A further change that might assist in increasing fees has also been made recently. A sent bitcoin transaction now drops off the network’s “memory” after two weeks, rather than the three days it previously took.
That might create a continuous backlog even in quieter times, potentially leading to even higher fees during rush hours or fast price movements.
Something which suggests Bitcoin Core developers are now actively working to increase fees to $1,000 and perhaps even $10,000 if the market can handle it.
With Gregory Maxwell, the CTO of Blockstream Corporation – a for profit company that employs a number of Bitcoin Core developers – recently publicly stating he was opening champagne bottles to celebrate the increasing fees.
This approach is very much the opposite of what Satoshi Nakamoto, bitcoin’s inventor, has publicly stated. In describing how bitcoin transactions can be instant as unconfirmed transactions can be pretty safe, Nakamoto said in July 2010:
“I believe it’ll be possible for a payment processing company to provide as a service the rapid distribution of transactions with good-enough checking in something like 10 seconds or less.

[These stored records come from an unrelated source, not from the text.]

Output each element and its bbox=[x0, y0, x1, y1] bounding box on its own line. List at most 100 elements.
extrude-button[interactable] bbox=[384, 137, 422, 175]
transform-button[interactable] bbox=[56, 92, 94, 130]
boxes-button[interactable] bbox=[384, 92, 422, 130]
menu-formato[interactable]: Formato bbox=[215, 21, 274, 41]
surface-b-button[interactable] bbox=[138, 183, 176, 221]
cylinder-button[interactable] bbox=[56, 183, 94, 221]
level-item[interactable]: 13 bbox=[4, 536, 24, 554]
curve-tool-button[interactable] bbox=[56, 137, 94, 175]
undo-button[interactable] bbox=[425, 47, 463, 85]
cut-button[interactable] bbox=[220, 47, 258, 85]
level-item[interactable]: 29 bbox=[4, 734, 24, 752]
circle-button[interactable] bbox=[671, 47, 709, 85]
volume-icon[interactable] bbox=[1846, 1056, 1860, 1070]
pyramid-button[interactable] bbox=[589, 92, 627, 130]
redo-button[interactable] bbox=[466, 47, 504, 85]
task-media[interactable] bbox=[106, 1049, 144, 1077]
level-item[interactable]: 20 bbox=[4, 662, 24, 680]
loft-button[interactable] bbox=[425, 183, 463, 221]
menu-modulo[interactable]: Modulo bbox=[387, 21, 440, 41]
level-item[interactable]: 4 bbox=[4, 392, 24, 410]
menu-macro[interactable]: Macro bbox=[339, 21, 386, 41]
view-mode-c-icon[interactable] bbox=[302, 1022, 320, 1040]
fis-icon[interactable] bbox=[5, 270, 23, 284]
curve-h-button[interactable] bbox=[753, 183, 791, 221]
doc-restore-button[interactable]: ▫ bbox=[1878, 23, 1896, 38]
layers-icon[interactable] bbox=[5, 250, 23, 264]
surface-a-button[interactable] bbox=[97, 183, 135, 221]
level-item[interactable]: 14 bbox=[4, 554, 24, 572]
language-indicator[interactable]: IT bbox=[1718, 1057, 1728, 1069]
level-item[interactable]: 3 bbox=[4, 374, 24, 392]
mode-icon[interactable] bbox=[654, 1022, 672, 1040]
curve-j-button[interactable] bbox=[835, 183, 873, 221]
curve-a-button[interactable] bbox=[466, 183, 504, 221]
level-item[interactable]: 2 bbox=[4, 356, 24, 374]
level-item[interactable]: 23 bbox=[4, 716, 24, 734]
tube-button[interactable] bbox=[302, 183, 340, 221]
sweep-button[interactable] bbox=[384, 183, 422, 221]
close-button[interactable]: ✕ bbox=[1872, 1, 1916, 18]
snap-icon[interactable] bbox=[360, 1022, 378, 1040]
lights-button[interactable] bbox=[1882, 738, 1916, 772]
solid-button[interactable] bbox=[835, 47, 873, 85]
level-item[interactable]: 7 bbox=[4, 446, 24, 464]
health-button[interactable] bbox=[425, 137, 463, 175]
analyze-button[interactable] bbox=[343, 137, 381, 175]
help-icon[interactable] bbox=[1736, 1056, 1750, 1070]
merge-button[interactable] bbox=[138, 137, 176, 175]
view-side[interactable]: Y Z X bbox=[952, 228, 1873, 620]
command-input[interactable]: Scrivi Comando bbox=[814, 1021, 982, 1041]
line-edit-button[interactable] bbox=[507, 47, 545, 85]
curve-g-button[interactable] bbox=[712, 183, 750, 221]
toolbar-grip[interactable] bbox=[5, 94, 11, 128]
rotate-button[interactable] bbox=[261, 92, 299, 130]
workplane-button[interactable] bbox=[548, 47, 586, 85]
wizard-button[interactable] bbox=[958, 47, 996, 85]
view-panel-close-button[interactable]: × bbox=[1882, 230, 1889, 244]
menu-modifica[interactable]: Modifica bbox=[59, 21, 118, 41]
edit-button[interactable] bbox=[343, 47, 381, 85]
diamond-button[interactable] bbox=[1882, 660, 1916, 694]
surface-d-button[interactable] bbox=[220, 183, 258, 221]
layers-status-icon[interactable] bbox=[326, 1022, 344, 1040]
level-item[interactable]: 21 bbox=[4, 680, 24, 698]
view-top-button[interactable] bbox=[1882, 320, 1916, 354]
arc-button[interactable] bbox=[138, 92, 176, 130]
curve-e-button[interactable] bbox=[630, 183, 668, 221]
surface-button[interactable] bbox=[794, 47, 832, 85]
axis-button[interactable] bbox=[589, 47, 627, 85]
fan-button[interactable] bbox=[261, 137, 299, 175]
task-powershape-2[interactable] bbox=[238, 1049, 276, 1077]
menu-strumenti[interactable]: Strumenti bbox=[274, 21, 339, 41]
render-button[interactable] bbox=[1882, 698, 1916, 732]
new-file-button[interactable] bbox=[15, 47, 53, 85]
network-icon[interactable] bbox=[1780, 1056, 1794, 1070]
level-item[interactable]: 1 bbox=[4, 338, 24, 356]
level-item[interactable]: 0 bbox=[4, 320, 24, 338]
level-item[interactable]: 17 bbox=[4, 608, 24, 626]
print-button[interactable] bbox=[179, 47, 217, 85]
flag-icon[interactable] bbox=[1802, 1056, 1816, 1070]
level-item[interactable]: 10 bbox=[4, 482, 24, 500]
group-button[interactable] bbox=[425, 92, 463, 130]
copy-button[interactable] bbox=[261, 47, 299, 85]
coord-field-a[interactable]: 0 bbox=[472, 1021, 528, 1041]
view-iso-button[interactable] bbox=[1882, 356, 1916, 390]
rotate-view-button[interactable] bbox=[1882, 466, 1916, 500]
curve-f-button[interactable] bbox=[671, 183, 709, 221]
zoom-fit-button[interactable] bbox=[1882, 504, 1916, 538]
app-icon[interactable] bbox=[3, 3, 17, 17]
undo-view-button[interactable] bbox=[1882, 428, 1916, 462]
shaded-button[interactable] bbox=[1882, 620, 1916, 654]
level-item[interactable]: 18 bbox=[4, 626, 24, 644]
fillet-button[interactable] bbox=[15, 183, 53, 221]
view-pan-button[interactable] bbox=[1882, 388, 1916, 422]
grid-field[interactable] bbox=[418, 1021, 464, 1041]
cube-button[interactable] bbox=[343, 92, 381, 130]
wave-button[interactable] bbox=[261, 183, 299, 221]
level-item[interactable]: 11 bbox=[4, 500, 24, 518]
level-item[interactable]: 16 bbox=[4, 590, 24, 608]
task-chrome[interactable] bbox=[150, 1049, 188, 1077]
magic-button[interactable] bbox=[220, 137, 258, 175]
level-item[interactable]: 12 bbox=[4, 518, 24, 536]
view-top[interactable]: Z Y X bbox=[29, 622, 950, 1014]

The network nodes only accept the first version of a transaction they receive to incorporate into the block they’re trying to generate. When you broadcast a transaction, if someone else broadcasts a double-spend at the same time, it’s a race to propagate to the most nodes first. If one has a slight head start, it’ll geometrically spread through the network faster and get most of the nodes.
A rough back-of-the-envelope example:
So if a double-spend has to wait even a second, it has a huge disadvantage.
The payment processor has connections with many nodes. When it gets a transaction, it blasts it out, and at the same time monitors the network for double-spends. If it receives a double-spend on any of its many listening nodes, then it alerts that the transaction is bad. A double-spent transaction wouldn’t get very far without one of the listeners hearing it. The double-spender would have to wait until the listening phase is over, but by then, the payment processor’s broadcast has reached most nodes, or is so far ahead in propagating that the double-spender has no hope of grabbing a significant percentage of the remaining nodes.”
That approach is no longer possible with Bitcoin Core, but Bitcoin Cash has removed RBF, with BCH supporters considering it as a bug.
Bitcoin Cash, therefore, continues to enable pretty much instant and virtually free transactions, so moving forward with the roadmap laid down by Nakamoto at a time when bitcoin’s payment system is now pretty much unusable for ordinary commerce.